Антон внезапно скончался 15 ночью от слабости сердца тело везу Москву ответьте где решите хоронить умер без страданий тихо. Побережнее скажите матери Маше Ольга.
О. Л. Книппер-Чехова — И. П. Чехову.
3 июля 1904 г. Баденвейлер
Хороните Антона Москве Ново-Девичьем монастыре Иван и Маша на Кавказе Возле матери Михаил.

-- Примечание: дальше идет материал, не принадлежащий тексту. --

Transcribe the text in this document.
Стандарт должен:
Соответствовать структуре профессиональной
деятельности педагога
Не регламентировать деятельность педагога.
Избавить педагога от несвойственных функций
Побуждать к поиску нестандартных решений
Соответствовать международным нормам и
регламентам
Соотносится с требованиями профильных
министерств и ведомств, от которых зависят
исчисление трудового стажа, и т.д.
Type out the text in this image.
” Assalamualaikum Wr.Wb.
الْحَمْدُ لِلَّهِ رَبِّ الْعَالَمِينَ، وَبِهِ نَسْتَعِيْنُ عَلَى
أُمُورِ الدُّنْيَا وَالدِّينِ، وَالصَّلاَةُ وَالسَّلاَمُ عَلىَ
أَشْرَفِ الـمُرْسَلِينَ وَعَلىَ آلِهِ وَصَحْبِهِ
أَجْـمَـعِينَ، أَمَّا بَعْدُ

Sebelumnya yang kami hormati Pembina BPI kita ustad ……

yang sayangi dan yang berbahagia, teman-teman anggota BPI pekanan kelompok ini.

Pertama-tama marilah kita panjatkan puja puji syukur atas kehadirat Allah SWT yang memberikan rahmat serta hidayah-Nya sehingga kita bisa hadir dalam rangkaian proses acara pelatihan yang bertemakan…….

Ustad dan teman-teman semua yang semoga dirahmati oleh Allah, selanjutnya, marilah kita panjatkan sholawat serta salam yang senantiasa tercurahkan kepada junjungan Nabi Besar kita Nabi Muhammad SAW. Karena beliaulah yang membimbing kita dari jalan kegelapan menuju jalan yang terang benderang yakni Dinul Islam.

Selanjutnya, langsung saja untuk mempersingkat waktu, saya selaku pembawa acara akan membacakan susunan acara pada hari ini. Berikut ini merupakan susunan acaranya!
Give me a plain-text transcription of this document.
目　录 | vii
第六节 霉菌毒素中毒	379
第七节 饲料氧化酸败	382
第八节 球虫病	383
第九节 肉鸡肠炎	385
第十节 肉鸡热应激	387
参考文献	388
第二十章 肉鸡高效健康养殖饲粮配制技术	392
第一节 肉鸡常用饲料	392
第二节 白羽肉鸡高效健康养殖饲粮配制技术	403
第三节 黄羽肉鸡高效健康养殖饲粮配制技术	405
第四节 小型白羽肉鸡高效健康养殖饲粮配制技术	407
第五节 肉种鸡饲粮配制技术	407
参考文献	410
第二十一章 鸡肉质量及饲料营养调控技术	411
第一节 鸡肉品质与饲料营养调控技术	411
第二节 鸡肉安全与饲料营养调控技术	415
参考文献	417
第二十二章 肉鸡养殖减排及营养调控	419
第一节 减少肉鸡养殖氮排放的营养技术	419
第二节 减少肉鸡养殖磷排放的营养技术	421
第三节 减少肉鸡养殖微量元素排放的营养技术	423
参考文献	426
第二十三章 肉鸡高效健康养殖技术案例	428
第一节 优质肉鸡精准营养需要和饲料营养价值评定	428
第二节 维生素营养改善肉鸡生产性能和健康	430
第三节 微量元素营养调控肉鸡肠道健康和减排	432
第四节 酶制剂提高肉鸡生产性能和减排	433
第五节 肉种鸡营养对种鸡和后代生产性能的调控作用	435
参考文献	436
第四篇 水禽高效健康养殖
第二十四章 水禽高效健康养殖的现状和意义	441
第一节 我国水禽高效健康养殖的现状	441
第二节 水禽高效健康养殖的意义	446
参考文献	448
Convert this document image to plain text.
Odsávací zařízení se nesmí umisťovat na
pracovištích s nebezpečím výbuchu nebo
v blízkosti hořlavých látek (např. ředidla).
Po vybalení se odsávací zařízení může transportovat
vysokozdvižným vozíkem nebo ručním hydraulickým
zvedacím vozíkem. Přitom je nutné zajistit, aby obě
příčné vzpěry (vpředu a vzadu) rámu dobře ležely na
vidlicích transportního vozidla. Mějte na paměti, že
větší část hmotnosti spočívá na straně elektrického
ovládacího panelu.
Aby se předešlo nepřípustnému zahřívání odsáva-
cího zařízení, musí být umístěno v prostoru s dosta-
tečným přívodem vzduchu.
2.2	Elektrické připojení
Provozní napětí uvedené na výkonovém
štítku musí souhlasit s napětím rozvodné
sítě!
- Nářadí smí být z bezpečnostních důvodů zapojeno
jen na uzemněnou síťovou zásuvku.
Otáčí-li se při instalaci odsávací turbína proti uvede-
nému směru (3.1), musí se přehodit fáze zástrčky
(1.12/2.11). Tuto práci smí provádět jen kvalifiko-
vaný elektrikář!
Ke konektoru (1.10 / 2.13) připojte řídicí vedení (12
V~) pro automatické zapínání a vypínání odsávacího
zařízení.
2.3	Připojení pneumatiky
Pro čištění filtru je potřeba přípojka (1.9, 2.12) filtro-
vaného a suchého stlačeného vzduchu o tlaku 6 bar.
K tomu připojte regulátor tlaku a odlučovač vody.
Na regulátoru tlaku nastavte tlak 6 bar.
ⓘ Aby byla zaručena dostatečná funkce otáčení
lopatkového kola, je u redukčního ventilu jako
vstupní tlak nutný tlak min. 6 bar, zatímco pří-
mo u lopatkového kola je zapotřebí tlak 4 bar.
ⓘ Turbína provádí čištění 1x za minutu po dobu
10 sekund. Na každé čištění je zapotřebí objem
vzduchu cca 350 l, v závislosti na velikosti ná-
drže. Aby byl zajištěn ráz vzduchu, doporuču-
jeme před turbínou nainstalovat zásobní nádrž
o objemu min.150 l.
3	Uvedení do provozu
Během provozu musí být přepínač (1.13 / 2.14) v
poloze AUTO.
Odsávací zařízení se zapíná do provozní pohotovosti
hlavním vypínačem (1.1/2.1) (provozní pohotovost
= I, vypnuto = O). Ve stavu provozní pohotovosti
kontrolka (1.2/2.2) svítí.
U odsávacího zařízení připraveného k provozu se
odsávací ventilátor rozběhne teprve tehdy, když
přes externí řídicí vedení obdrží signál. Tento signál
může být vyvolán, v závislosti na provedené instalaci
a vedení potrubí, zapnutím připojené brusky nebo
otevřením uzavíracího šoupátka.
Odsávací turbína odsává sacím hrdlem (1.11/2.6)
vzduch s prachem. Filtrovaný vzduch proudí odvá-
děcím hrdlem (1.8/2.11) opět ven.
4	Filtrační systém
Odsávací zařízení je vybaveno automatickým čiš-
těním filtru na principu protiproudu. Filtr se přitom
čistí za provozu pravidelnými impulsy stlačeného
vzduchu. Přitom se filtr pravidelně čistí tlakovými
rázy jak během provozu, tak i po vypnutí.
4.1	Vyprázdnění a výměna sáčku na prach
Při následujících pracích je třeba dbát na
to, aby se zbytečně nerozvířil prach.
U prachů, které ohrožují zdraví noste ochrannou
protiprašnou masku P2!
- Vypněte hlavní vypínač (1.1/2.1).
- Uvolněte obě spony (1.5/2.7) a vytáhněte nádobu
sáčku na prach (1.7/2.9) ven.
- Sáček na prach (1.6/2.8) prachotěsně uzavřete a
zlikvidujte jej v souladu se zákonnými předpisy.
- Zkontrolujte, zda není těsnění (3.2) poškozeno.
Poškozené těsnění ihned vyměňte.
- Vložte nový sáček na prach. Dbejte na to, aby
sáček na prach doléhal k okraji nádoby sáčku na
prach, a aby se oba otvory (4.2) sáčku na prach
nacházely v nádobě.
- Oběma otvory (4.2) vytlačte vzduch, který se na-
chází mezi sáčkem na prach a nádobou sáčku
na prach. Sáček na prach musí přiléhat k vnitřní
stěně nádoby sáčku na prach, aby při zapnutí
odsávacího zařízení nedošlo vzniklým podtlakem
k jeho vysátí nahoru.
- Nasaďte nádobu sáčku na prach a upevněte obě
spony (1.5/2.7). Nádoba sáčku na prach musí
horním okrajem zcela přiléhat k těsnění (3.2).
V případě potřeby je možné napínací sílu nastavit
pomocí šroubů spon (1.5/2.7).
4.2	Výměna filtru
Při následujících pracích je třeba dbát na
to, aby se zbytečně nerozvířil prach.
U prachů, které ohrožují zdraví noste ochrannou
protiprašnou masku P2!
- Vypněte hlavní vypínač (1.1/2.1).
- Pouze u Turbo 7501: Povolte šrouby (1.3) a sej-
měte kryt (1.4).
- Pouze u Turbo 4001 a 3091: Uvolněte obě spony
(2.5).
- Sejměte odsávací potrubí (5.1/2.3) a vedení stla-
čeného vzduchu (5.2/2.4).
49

М. П. Чехов — О. Л. Книппер-Чеховой,
4 июля 1904 г. Ялта
ВАГОН ДЛЯ УСТРИЦ
…
Вот и похоронили мы Антона Чехова, дорогой мой друг. Я так подавлен этими похоронами, что едва ли сумею толково написать тебе о них, хожу, разговариваю, даже смеюсь, а на душе — гадко, кажется мне, что я весь вымазан какой-то липкой скверно пахнущей грязью, толстым слоем облепившей и мозг и сердце. Этот чудный человек, этот прекрасный художник, всю свою жизнь боровшийся с пошлостью, всюду находя ее, всюду освещая ее гнилые пятна мягким, укоризненным светом, подобным свету луны, Антон Павлович, которого коробило все пошлое и вульгарное, был привезен в вагоне «для перевозки свежих устриц» и похоронен рядом с могилой вдовы казака Ольги Кукареткиной. Это мелочи, дружище, да, но когда я вспоминаю вагон и Кукареткину — у меня сжимается сердце, и я готов выть, реветь, драться от негодования, от злобы. Ему — все равно, хоть в корзине для грязного белья вези его тело, но нам, русскому обществу, я не могу простить вагон «для устриц». В этом вагоне — именно та пошлость русской жизни, та некультурность ее, которая всегда так возмущала покойного. Петербург не встретил его праха так, как бы следовало — меня это не задевает. Я предпочел бы на похоронах такого писателя, как Антон Чехов, видеть десяток искренно любивших его людей — я видел толпу, «публику», ее было, м. б., 3–5 тысяч и — вся она для меня слилась в густую, жирную тучу торжествующей пошлости.